On a chilly Thursday night, we drop in on Mi Cocina, Peachtree Street’s own branch of the Texas-based Tex-Mex chain. With temperatures plummeting, it’s a good night for their tomato-based tortilla soup, which comes studded with chicken and topped with a slice of avocado. My serving (above) is tasty (though very, very salty), but I would rather have a bowl of the same dish as it’s pictured on the restaurant’s web site:
I walk past Mi Cocina twice a day, every day, on my way to and from work … but despite the decor (soaring ceilings, bright murals), we don’t stop in very often. I can’t quite put a finger on why.
Maybe it’s because the staff insists on greeting me with “Is this your first time with us?” (That’s one of my pet peeves). Maybe it’s because the seaters tend to seat people right on top of each other, even when the restaurant is mostly empty. (Once, the seater plopped us right in the laps of a couple with three screaming children — and we were the only two parties in the place!)
Maybe it’s because the cocktails are tiny and weak … and yet they’re among the most expensive in Midtown, at about ten bucks for a stingy little margarita on the rocks. (Compare to Einstein’s — just a block away — which serves an entire menu of strong, sweet cocktails priced at five bucks each.)

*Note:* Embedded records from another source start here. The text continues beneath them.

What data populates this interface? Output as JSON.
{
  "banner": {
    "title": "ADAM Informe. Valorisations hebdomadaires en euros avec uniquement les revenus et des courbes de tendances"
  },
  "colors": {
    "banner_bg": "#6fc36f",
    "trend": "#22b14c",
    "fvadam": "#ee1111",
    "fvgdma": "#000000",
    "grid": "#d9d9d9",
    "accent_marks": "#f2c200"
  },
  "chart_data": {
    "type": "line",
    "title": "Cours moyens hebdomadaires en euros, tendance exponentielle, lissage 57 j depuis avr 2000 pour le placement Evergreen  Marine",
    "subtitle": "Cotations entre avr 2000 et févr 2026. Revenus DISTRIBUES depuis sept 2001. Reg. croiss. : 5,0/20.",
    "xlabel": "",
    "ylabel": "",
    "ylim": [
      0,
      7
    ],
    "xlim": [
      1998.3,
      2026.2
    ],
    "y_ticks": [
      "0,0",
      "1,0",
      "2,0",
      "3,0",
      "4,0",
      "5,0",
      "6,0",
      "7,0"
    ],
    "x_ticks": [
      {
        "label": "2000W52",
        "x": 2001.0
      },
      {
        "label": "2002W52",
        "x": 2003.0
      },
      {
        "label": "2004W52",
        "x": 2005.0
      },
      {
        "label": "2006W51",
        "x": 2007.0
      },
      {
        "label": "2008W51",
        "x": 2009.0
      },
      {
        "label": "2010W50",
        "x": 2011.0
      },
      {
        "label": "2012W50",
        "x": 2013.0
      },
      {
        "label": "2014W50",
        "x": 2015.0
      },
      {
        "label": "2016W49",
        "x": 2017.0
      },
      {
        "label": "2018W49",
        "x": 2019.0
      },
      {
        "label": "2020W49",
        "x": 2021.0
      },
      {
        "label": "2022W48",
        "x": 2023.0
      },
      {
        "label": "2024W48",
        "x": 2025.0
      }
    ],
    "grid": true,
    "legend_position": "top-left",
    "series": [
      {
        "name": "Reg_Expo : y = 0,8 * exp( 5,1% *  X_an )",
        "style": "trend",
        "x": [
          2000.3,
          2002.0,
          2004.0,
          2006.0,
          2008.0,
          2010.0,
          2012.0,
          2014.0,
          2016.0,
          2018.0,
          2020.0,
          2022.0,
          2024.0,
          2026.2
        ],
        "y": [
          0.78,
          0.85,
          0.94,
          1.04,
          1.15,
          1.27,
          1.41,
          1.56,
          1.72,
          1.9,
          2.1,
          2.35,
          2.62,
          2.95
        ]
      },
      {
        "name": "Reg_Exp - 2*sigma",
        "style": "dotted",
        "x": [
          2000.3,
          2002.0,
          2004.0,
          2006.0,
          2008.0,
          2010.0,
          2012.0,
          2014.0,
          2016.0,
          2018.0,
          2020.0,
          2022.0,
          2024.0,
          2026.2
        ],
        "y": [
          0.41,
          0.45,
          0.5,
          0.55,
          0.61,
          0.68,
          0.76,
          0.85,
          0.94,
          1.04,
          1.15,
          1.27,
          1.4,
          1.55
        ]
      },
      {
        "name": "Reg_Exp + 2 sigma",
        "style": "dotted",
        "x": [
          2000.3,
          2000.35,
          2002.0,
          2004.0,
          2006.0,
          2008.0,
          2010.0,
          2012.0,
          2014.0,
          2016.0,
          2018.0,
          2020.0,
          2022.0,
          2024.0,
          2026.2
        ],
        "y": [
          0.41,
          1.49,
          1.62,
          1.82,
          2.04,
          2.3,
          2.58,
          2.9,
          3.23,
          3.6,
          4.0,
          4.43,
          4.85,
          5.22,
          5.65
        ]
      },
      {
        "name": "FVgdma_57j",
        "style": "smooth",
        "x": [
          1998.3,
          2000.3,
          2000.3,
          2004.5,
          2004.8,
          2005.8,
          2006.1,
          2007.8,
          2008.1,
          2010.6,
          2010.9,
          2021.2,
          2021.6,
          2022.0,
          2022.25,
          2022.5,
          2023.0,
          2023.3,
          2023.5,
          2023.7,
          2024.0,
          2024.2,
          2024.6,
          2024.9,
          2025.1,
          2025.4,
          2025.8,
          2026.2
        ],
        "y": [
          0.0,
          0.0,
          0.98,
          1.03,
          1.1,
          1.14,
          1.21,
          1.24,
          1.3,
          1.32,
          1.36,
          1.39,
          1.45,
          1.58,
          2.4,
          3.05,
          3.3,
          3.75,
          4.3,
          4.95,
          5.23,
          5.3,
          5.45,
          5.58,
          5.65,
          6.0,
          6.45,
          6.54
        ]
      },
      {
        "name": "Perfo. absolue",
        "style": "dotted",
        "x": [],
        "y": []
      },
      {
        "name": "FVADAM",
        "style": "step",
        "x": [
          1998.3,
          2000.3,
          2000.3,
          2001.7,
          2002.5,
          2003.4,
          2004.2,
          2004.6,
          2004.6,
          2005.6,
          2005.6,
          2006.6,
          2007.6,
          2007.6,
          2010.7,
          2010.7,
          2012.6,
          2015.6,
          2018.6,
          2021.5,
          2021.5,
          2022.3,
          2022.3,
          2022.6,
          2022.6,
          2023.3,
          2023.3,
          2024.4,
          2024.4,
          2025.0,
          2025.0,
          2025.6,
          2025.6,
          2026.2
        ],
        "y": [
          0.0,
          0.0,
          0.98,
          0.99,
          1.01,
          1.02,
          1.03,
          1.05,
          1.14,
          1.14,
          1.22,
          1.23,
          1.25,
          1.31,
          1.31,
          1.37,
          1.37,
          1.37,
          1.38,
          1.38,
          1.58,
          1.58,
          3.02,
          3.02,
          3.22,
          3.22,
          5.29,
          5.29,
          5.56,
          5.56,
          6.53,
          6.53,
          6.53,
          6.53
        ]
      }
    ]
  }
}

So we’re in … we eat … and we’re out. If you’re traveling and trapped at the Lowe’s or another Midtown hotel nearby, Mi Cocina is a “not bad but not memorable” choice. If you have a car (or a friend with a car, or an Uber account), ask them to take you to La Fonda (no fancy artwork, but better food) or even the El Azteca on Peachtree Street (for basic, honest, chips-and-salsa Mexican) instead.